Even though he campaigned against a Democrat who was pronounced the "presumptive mayor" months ago, Republican Al Taubenberger did not give up until the end ltonight.
From morning into night, he crisscrossed the city, visiting polling places to press the flesh and ask people for their votes.
And he did it with a smile and humor.
Nightfall found Taubenberger in the Northeast, his home turf, where he handed out what he called his "baseball card."
"These might be a collector's item," he said, handing out one card. "Or they might be a great bookmark."
Time and time again, he introduced himself to voters, saying, "I'm Al Taubenberger, the other guy running for mayor."
"I'm number 215 on the ballot - same as the mayor's room at City Hall."
Or, he would say, "We need a mayor from Northeast Philadelphia - someone who knows where Roosevelt Boulevard is."
Or, he might add, "Welsh Road" or "Brous Avenue."
At the voting place for the Ninth Division in the 57th Ward - a garage in a home on Welsh Road - poll worker Michael Ragan said Taubenberger was the first candidate to visit there in 20 years.
"Hopefully the next mayor will listen to him," Ragan said. "Nutter will be the kind of guy to do that."
At the Pollock Elementary School down the road, Frank and BethAnn Marczak were pleased to meet Taubenberger after voting for him.
"I think that's great," she said. "I like to meet my mayoral candidate."
At a polling station on Brous Avenue, Taubenberger posed for pictures with poll workers and some of their children.
"I'm honored that you consider me a Kodak moment," he said.
"I think he did a wonderful job on the campaign," Mary Pease said at the firehouse at Rhawn Street and Verree Road, where Taubenberger's wife, Joanne, was handing out literature with their hungry 8-year-old son, William.
"I was impressed with how you ran it," Pease said.
Joanne Taubenberger shivered in the cold. "I should have told him to bring me a Dunkin' Donuts coffee," she said.
Then she addressed the campaign. "He's going strong. He's definitely enthusiastic.

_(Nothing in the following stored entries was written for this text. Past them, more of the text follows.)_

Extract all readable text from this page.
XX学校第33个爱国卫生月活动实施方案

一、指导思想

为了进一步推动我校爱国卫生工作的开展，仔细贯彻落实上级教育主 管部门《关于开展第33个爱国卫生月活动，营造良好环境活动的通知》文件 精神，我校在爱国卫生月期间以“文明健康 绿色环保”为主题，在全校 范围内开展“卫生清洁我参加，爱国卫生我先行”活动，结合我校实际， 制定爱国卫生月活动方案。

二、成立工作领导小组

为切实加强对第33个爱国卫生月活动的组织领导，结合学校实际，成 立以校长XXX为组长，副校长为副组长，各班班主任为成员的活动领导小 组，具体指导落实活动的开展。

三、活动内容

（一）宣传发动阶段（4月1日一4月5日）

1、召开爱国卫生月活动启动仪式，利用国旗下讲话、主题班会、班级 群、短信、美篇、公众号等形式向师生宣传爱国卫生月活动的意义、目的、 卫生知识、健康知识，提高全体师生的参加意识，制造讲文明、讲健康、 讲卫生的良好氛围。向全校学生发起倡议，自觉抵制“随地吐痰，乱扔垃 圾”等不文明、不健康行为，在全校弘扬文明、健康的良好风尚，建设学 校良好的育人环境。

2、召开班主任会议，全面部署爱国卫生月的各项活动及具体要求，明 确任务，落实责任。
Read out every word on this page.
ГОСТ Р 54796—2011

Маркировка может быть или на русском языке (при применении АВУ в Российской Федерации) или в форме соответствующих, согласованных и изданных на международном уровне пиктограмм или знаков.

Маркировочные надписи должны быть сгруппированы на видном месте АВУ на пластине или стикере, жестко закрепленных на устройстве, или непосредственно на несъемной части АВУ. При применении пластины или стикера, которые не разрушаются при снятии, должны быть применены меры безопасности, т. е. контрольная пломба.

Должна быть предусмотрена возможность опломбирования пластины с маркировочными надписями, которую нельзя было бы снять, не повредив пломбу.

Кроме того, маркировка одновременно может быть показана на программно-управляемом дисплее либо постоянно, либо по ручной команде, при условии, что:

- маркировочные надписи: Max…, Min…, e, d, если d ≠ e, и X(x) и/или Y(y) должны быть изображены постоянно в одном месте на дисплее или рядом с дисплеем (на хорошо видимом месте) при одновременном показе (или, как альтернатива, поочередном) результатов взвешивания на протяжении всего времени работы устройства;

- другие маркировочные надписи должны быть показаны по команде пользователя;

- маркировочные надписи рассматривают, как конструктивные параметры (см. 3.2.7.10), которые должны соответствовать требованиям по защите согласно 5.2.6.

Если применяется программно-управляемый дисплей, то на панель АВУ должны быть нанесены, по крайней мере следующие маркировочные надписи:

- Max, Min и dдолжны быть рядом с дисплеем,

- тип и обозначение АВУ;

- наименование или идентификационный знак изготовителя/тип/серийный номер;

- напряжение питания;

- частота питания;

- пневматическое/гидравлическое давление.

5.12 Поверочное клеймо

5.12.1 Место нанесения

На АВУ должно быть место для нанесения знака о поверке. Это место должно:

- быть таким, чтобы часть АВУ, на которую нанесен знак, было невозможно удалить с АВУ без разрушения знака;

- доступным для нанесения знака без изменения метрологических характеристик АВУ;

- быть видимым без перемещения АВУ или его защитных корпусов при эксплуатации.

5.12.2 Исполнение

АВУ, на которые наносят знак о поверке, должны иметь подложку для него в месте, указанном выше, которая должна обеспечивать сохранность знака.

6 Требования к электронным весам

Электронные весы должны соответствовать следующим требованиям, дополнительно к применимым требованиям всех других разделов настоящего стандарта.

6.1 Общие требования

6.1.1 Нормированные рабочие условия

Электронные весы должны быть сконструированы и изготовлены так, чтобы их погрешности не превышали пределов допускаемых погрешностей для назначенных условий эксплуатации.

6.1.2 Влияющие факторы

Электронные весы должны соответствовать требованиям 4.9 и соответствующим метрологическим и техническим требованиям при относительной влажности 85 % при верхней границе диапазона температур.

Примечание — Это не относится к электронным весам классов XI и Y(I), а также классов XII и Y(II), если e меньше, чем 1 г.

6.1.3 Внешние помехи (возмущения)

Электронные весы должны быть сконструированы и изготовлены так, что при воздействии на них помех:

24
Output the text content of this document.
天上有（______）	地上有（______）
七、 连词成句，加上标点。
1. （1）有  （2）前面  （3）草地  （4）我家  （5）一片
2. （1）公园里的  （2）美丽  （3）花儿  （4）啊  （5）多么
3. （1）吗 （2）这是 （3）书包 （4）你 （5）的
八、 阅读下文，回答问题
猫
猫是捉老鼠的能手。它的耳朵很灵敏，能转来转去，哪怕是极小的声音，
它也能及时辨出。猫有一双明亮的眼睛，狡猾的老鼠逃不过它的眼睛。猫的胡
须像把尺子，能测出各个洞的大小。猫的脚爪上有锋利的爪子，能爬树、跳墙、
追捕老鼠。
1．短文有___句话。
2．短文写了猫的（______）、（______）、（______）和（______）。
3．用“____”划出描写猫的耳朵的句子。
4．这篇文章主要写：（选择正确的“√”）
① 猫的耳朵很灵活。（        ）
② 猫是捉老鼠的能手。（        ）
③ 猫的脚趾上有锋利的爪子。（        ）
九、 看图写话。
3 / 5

I don't know how he does it," she said.
Taubenberger, who spent only about $100,000 on his campaign, said it was a wonderful experience.
"I went everywhere. I got to know the city pretty well. And I got to know a lot of people.
"I think it has gone well. Wherever I go, I'm well received. For such a small amount of money, I think I was able to mount a credible campaign.
"I think I might be the only mayoral candidate in the history of Philadelphia who can say he enjoyed it immensely."